As a CEO, HR Manager or Reward Manager, have you ever thought about what salary level brings happiness to staff? Sure, most of you will have thought about this on a tactical level in terms of economics, appropriate recognition of performance and equal treatment, but have you considered this from a strategic or even spiritual perspective, in terms of what is the ideal salary figure for happiness, or whether one actually even exists?
Its a genuine high level consideration for an employer, because if your average (or more importantly your median salary), is way below this figure you could argue that you have a less happy work-force than say a business whose median salaries were just above this figure.
This could mean that you might need to consider compensating for this shortfall in other ways by creating an extremely supportive, nurturing and enjoyable environment. Its also worth pointing out that having median salaries below the ideal happiness point is different to being below the market average, because people can be paid under market rate but still be over the ideal happiness figure and vice-versa, so its a figure worth looking at all by itself.
But, is there any data to support the concept of an ideal salary figure for happiness. Well, a Marist Poll for Homestead Care, titled Generation to Generation, Money Matters has revealed that salary level is an important influencer of quality of life and happiness, unsurprisingly. The poll found that employees who earn $50,000 a year or more have higher life satisfaction in areas such as family, local safety, spiritual life, housing, spare time, social life and friends, involvement in the community, work life balance and finances. They found that people who earned between $50,000 and $75,000 were most likely to describe themselves as “happy”. These findings were confirmed by a Princeton study which found peak happiness to be at $75,000, with it plateauing after this salary level.
This might make you think that there is no point paying your staff more than $75,000, as they won’t be any happier. But, other studies have shown that happiness continues to increase after $75,000. This Career Bliss study suggests that the peak happiness salary range is between $400,000 and $500,000 and a joint international study by University of Pennsylvania and University of Michigan concludes that there there is no salary limit for happiness. The higher the salary the happier a person is in general.

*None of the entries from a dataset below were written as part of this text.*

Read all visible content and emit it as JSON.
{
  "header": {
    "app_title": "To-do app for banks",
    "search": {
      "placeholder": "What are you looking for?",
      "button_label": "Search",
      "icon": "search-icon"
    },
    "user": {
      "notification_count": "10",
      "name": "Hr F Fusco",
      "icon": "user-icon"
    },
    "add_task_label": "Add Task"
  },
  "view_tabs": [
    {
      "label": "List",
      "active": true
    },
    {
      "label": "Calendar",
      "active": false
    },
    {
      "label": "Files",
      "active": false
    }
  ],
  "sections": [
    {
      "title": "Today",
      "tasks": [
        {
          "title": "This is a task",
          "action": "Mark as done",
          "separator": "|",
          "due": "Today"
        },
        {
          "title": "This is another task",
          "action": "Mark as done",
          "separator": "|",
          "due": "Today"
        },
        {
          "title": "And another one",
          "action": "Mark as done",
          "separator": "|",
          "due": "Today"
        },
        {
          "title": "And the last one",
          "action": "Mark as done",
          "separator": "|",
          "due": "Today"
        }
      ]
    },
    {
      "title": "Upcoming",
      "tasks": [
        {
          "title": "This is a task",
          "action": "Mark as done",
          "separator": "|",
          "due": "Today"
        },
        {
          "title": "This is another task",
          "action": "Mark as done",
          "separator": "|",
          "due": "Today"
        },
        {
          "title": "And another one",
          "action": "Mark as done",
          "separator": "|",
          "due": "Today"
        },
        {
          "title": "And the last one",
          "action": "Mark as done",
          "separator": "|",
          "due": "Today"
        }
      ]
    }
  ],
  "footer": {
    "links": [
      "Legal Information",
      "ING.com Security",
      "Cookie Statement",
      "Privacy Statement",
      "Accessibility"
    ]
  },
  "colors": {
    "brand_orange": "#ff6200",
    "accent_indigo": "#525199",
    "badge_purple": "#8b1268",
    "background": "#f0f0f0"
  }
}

So, coming back down to earth for a while, how does all this apply in practical terms in the work-place? Well, while it is fun to see surveys showing that the happiest people are paid hundreds of thousands of dollars, that won’t be a reality for most people. But, what can be taken more seriously is the idea that there is a prime salary range for happiness of between $50,000 and $75,000.
And while of course you will need to have initiatives to keep all your employees happy, those employees earning salaries significantly below this happiness level may need more HR interventions and support since their salary level alone is not providing that base level of happiness.